I have had the Kiki in hand for less than a week and, of course, the temperatures this week have been warmer than last. I did manage to wear them to work on Tuesday so that I could test the fit for hot spots and figure out if I could drive in them. I normally wear anything from a women’s size 8 all the way to a 9 depending on the manufacturer, so I find that ordering by European sizing often leads me to a better fit. I asked Baffin to send along a 39EU, which resulted in a size 9 based on their charts, and I dare say that was the right size for me. Anything smaller likely would have been too tight. As it was, I’m not sure if I would be able to wear anything like a heavy sock and still have them fit. Of course, with a boot rated to -40 degrees, I highly doubt that I would ever need to wear heavy socks anyways! As for the driving component, I was able to safely drive my Subaru around without any problems. I was concerned that the width of the boot in combination with the heavy insulation would prove to be too cumbersome. The only change was that I needed to push down on the pedals a bit more than I was used to and therefore was going a bit under the speed limit at first.

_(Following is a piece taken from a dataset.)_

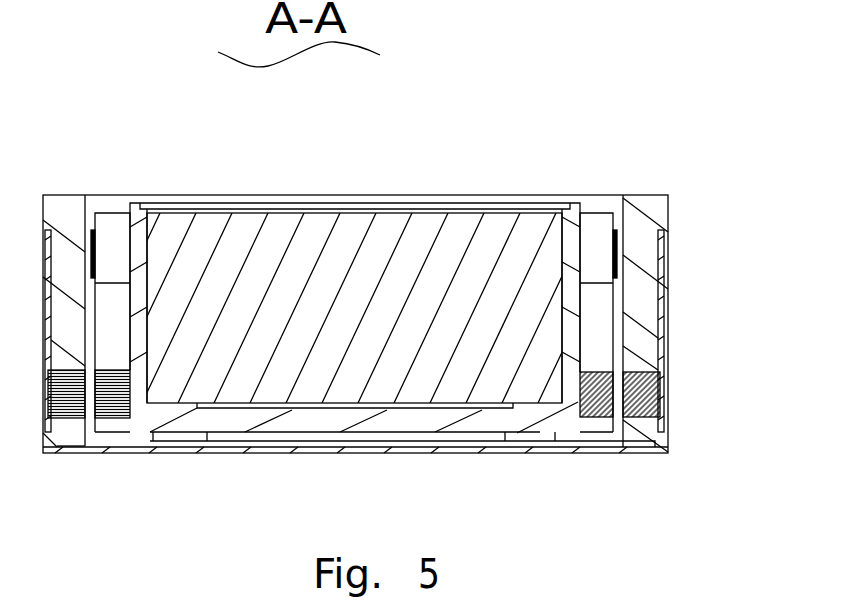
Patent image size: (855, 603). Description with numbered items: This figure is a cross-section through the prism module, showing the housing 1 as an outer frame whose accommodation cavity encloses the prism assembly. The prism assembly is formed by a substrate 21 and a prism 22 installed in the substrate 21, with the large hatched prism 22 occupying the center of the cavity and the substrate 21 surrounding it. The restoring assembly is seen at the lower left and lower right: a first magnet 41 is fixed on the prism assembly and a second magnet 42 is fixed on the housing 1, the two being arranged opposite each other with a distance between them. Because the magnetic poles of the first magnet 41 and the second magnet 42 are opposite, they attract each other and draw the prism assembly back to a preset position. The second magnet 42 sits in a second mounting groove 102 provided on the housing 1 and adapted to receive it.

Going forward, I’m especially interested in how easy the Baffin Kiki Womens are to wear on a regular basis. These boots are heavy! But they need to be in order to keep the wearer’s feet warm at such extreme temperatures. Will that extra weight become a nuisance in the end and send me back to the boots I wore last winter? Or will the other benefits out weigh my new leg training routine? It’s hard to tell at this point. Now I’m anxiously waiting for Mother Nature to work her magic and turn Maine into a pretty winter wonderland so I can really put the Baffin Kiki Womens to the test. Be sure to check back here on 4AllOutdoors.org in order to see how they fair. And, if you struggle finding a functional yet stylish winter boot, you just might want to ask Santa to bring you a pair. They seem pretty awesome so far!